Exploring Data [The Practice of Statistics- Chapter 1]
Statistics is the science of data.
To hear what data is saying, we need to help it speak by organizing, displaying, summarizing, and asking questions. That’s data analysis.
Any set of data contains information about some group of individuals. The characteristics we measure on each individual are called variables.
Individuals are the objects described by a set of data. Individuals may be people, animals, or things.
A variable is any characteristic of an individual. A variable can take different values for different individuals
Ex: In a database of all students attending a high school, the students are the individuals. The data contains values of variables such as age, gender, GPA, homeroom, and grade level.
Some variables, like gender and grade level, assign labels to individuals that place them in categories. Others, like age and GPA, take numerical values that we can do math with.
A categorical variable places an individual into one of several groups or categories
A quantitative variable takes numerical values for which it makes sense to find an average
IMPORTANT: Not every variable that takes number values is quantitative (ex: zip codes)
Most data tables follow the format of each row as an individual, and each column as a variable. Categorical variables sometimes have similar counts in each category and sometimes don’t. Quantitative variables may take values that are very close together or values that are spread out. This pattern of variation of a variable is it’s distribution.
The distribution of a variable tells us what values the variable takes and how often it takes these values.
Inference is the idea of drawing conclusions that go beyond the data at hand.
Our ability to do inference is determined by how the data are produced.
The logic of inference rests on asking, “What are the chance?”
The values of a categorical variables are labels for the categories, such as “male” and “female”. The distribution of a categorical variable lists the categories and gives either the count or the percent of individuals who fall within each category.
Frequency tables display the counts (frequencies) of the variable in each category
Relative frequency tables show the percents (relative frequencies) of the variables in each category
Columns of numbers take time to read. You can use a pie chart or a bar graph to display the distribution of data easier.
Pie charts show the distribution of a categorical variable as a “pie” whose slices are sized by the counts or percents for the categories
Bar graphs represent each category as a bar. The bar heights show the category counts or percents
When you draw a bar graph, make sure to make the bars equally wide. This ensures that your eyes won’t deceive you by creating bars that are simply compared by height.

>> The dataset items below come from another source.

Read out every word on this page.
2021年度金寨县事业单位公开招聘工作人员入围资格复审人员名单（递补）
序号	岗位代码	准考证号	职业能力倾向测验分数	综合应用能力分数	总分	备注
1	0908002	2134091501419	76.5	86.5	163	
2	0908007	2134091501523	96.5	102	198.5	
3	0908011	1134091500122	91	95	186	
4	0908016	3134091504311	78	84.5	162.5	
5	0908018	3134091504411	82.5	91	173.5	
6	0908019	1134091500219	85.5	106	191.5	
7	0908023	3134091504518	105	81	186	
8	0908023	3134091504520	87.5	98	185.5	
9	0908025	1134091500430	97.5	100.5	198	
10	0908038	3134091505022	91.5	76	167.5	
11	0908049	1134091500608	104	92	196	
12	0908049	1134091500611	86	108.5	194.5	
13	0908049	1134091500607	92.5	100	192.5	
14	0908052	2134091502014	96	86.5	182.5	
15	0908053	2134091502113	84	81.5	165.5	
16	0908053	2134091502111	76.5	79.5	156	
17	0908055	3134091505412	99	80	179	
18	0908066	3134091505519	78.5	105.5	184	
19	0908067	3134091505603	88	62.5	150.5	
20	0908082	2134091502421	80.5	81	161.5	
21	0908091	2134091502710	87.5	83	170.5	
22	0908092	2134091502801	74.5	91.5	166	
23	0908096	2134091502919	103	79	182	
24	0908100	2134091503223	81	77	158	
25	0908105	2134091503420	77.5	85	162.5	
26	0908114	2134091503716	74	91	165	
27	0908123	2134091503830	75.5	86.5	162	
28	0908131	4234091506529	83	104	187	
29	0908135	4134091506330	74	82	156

Another issue to pay attention to is the scale. By starting the y axis at a number other than 0, it can seem that the data is different.
To best grasp the information in a two-way table, start by looking at the distribution of each variable separately as a single variable, or the marginal distribution.
The marginal distribution of one of the categorical variables in a two-way table of counts is the distribution of values of that variable among all individuals described by the table
Percents are often more informative than counts, especially when we comparing groups of different sizes.
Marginal distributions tell us nothing about the relationship between two variables. To analyze the relationship between the variables, we must use a conditional distribution.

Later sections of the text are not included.